Home Ciné #02 : « Peau d’âne », chef d’oeuvre féerique, pop et poétique
En attendant de s’installer en Islande entourée de ses films…
Pendant toute la durée du (re)confinement, Arty te propose ses Home Ciné, un lieu convivial où nos rédacteurs et journalistes présenteront leurs films préférés. Ceux qu’ils ont vu à 6 ans, ceux qu’ils ont découvert suite à leur première rupture amoureuse, ceux qu’ils dévorent avec un paquet de chips chaque dimanche soir depuis dix ans… Bref, tous ces films de leur vie qu’ils souhaiteraient te faire découvrir, là, maintenant.
Aujourd’hui, Alma-Lïa nous présente Peau d’âne, de Jacques Demy, 1970.
La Reine mourante a fait promettre au Roi de n’épouser après sa mort qu’une femme plus belle qu’elle. Dans tout le royaume, une seule personne peut se prévaloir d’une telle beauté : leur propre fille. Déguisée d’une peau d’âne et avec l’aide de sa marraine la fée, la princesse désespérée s’enfuit du château familial. Devenue souillon dans une ferme, la visite d’un Prince est l’occasion pour elle de s’échapper de son triste sort. Adaptation cinématographique du conte de fée de Charles Perrot, le chef d’oeuvre musical de Jacques Demy nous offre un univers féerique entre pop et poésie, à l’esthétique électrique haute en couleur, un monde en-chanté dans lequel les trônes sont des chats pelucheux et les roses nous parlent.
Du merveilleux à la réflexion
D’un côté, Peau d’âne est un film de l’innocence, rythmé par les chansons cultes de Michel Legrand, mettant en scène une Catherine Deneuve au visage d’ange qui chante son amour au si beau Prince Jacques Perrin. Le réel est alors merveilleux, on y voit des châteaux remplis de lierres, de chevaux colorés et de perroquets qui chantent, et nous contemplons de belles robes aux reflets du temps. Le travail fourni pour la création du décors et des costumes participe largement à l’état d’émerveillement dans lequel le film nous plonge, et rien que pour eux, le film mérite d’être vu. Quant aux dialogues, ils offrent au spectateur une vision si simple du monde qu’ils développent une forme de naïveté poétique, non sans humour, propre au cinéaste.

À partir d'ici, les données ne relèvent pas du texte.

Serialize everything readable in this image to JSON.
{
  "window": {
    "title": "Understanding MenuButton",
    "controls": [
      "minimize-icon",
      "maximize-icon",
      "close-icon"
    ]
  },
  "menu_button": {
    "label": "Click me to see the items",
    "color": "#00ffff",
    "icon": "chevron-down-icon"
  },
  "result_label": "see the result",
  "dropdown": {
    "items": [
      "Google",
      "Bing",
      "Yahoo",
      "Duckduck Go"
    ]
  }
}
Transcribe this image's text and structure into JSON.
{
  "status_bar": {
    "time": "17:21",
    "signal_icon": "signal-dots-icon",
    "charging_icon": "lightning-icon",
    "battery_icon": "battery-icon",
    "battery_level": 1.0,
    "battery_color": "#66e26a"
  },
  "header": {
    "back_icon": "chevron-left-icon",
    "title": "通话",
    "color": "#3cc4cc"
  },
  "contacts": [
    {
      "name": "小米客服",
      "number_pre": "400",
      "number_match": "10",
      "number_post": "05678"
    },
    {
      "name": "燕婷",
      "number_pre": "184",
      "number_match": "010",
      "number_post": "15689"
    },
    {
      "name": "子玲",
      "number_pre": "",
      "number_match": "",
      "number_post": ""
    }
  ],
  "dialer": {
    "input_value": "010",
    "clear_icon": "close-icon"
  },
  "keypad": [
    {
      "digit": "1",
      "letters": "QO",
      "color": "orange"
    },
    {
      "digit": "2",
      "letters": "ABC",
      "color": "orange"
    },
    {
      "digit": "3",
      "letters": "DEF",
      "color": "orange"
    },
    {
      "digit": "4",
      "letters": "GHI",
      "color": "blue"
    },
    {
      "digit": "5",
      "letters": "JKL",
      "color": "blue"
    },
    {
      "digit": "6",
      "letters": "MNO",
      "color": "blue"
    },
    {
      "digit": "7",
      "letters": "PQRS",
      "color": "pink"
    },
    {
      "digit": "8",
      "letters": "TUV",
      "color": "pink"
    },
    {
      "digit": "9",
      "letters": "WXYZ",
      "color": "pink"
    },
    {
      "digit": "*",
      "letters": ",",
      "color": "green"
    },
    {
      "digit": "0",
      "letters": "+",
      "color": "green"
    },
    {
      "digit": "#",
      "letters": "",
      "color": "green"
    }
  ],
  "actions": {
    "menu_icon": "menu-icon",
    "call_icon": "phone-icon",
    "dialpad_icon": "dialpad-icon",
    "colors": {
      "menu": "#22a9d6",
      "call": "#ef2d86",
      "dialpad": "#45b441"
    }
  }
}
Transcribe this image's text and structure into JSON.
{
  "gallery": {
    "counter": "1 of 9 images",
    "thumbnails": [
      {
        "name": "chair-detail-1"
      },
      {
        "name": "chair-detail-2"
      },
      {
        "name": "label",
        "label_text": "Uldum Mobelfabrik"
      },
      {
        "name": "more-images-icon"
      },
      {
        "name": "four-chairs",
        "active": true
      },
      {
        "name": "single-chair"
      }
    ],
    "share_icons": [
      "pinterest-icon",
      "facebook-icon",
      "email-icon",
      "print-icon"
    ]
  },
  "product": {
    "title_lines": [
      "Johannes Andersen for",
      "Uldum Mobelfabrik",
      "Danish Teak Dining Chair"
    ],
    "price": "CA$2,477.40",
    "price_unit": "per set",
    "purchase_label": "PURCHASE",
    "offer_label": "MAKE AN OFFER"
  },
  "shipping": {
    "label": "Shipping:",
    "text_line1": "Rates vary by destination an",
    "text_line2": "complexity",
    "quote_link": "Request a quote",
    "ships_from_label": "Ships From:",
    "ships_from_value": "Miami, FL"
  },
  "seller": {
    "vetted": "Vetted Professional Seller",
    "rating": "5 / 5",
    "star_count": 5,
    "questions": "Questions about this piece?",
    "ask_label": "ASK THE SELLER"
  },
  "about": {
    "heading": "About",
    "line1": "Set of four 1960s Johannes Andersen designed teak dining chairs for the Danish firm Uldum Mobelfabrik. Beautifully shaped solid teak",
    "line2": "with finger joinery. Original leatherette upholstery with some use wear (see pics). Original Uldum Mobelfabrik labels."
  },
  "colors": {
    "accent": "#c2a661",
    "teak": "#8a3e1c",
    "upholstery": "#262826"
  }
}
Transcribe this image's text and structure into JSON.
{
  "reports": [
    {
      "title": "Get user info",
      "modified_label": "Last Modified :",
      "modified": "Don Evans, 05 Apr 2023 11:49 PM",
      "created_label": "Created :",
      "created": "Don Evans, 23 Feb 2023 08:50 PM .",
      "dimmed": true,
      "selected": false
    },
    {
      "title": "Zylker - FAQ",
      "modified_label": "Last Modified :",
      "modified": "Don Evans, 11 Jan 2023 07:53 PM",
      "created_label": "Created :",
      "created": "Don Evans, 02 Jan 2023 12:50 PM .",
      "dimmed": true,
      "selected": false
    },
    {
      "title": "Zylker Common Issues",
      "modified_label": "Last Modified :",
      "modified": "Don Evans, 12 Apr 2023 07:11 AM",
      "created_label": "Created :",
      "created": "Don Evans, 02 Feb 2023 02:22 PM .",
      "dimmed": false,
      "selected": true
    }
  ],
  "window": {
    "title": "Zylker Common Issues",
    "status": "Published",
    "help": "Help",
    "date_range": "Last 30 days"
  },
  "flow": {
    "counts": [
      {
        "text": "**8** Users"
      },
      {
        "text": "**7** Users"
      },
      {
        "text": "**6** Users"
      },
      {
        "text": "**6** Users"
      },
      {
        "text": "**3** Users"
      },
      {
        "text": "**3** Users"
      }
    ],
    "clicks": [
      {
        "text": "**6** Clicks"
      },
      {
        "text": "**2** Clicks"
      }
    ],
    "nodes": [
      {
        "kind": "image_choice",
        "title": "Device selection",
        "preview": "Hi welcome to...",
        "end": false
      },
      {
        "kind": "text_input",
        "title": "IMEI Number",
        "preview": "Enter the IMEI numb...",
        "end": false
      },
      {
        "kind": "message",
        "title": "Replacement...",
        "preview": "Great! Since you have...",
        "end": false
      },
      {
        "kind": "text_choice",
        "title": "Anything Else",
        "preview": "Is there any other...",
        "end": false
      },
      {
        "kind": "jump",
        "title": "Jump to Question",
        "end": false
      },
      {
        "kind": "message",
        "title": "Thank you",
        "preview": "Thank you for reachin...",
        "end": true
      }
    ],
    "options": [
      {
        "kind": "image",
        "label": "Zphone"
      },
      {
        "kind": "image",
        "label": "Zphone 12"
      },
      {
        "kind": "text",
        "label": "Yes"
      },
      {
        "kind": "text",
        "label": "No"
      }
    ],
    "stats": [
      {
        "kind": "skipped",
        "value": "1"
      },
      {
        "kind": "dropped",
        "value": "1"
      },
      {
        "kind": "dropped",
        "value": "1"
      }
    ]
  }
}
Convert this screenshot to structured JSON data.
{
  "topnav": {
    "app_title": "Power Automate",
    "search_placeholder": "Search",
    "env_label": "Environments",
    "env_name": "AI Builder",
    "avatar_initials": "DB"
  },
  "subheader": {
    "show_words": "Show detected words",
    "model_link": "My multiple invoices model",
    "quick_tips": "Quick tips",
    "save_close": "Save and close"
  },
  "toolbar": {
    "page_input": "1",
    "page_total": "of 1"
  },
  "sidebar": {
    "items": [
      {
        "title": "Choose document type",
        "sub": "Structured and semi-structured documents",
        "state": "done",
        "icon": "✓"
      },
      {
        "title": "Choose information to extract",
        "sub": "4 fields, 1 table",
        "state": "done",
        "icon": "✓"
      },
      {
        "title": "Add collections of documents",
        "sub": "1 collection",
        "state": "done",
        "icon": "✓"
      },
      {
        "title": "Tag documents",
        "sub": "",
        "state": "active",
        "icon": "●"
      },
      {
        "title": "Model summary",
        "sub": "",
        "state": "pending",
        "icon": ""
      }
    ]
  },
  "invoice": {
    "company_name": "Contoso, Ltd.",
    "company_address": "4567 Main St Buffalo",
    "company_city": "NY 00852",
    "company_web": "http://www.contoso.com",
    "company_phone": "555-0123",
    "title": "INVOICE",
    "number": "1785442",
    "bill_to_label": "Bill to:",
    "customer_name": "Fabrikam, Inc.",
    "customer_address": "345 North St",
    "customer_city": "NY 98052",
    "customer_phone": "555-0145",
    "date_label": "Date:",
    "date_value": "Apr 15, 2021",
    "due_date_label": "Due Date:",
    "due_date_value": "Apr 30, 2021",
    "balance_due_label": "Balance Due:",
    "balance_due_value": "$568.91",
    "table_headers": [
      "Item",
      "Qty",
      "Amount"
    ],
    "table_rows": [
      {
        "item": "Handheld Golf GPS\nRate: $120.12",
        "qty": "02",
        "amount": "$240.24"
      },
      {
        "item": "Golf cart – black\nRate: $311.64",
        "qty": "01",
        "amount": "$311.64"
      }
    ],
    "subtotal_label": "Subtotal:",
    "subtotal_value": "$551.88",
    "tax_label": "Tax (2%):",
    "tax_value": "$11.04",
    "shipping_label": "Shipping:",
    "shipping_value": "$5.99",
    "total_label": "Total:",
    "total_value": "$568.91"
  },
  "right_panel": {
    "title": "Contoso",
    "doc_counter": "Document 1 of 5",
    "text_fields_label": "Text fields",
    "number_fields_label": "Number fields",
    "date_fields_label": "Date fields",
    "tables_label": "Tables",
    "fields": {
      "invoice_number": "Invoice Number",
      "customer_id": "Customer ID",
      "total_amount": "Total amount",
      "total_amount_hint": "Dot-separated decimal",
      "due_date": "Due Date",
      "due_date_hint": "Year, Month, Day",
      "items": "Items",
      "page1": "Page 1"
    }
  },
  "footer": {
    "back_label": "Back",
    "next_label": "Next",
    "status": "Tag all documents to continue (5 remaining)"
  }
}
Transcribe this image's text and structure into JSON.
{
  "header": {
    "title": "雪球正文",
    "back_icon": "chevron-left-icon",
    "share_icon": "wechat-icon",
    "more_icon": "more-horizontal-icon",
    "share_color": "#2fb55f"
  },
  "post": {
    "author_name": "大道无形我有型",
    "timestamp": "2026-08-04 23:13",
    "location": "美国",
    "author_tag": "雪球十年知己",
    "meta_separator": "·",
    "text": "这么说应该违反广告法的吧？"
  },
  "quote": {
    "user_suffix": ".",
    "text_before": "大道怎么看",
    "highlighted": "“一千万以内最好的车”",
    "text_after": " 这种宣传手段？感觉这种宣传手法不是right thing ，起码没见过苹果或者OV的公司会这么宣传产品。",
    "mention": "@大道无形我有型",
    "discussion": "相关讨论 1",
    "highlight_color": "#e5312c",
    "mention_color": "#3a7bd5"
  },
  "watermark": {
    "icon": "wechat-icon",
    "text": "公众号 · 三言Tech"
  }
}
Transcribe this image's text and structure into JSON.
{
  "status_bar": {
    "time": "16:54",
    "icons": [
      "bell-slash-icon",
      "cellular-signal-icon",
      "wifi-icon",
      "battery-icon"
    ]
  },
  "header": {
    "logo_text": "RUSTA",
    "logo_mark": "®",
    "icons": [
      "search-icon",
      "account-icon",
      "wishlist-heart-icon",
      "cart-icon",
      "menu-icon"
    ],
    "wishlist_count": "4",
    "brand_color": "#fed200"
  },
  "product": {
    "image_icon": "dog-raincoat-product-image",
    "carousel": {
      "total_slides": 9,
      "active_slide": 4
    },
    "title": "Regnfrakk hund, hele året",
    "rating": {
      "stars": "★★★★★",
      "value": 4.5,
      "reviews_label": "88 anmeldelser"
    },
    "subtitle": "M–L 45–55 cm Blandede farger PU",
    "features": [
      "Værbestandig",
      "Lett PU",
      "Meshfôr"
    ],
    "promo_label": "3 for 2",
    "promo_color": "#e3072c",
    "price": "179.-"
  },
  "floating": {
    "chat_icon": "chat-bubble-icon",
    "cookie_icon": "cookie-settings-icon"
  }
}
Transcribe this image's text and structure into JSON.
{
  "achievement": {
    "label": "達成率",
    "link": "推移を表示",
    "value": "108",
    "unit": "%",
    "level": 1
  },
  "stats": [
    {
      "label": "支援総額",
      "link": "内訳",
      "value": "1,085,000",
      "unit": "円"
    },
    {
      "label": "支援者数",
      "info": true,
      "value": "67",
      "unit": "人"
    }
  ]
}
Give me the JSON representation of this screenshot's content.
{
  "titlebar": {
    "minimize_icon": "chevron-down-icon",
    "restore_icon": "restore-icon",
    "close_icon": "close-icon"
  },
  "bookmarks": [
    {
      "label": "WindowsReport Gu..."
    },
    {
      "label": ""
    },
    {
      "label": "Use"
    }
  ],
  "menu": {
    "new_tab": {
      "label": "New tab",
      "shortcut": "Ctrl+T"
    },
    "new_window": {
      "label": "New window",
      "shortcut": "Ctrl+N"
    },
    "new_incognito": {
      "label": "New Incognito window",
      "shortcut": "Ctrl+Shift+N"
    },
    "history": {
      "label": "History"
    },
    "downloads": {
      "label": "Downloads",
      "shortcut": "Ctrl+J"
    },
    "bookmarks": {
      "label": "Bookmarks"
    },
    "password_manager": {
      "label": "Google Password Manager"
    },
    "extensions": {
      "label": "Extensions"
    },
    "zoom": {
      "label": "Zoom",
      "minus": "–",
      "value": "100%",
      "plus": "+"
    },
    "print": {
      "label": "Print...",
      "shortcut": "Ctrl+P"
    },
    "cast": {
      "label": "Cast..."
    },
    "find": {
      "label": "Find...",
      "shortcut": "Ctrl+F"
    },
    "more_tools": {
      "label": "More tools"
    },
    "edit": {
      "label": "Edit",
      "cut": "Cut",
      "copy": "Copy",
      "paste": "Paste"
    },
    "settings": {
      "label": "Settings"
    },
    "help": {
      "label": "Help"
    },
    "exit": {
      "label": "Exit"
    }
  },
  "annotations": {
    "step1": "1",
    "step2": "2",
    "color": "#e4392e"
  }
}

Mais d’un autre côté, c’est un film qui se réinvente à chaque visionnage et qui manie avec une telle élégance une multitude de réflexions, sur l’inceste, sur la jalousie, sur la mythologie des familles et des sociétés, et enfin sur la beauté. C’est un film qui s’interroge sur la question du bonheur et qui nous plonge dans des paradis, artificiels ou non, comme ceux des pipes à opium qu’ils fument en cachette dans leurs chansons. C’est aussi un film qui pense ses décors, qui pense ses images et le cinéma, construisant ainsi une esthétique audacieuse qui définit l’identité du cinéaste, et n’aura de cesse d’inspirer de nombreux réalisateurs après lui.
De 7 à 77 ans, inconditionnellement
Le film valse alors entre une simplicité pétillante qui nous plonge dans une légèreté enivrante, et une réelle profondeur, celle de ses réflexions, de ses références, celle de la beauté de ses textes et du jeu de ses acteurs. Hommage à Jean Cocteau, mais aussi à Guillaume Apollinaire et à tant d’autres maîtres de la littérature, le film est porté par des acteurs parmi les plus grands du cinéma français, Deneuve, Perrin, mais aussi Delphine Seyrig et Jean Marais.
Que tu recherches une évasion poétique, la simplicité d’un conte de fée, des chansons cultes, de belles images, un hommage littéraire, un univers pop des années 70 ou encore un chef d’oeuvre du cinéma français, Peau d’âne te surprendra à chaque fois, que tu sois petit ou grand, et que tu ne l’aies jamais vu ou déjà vu mille fois.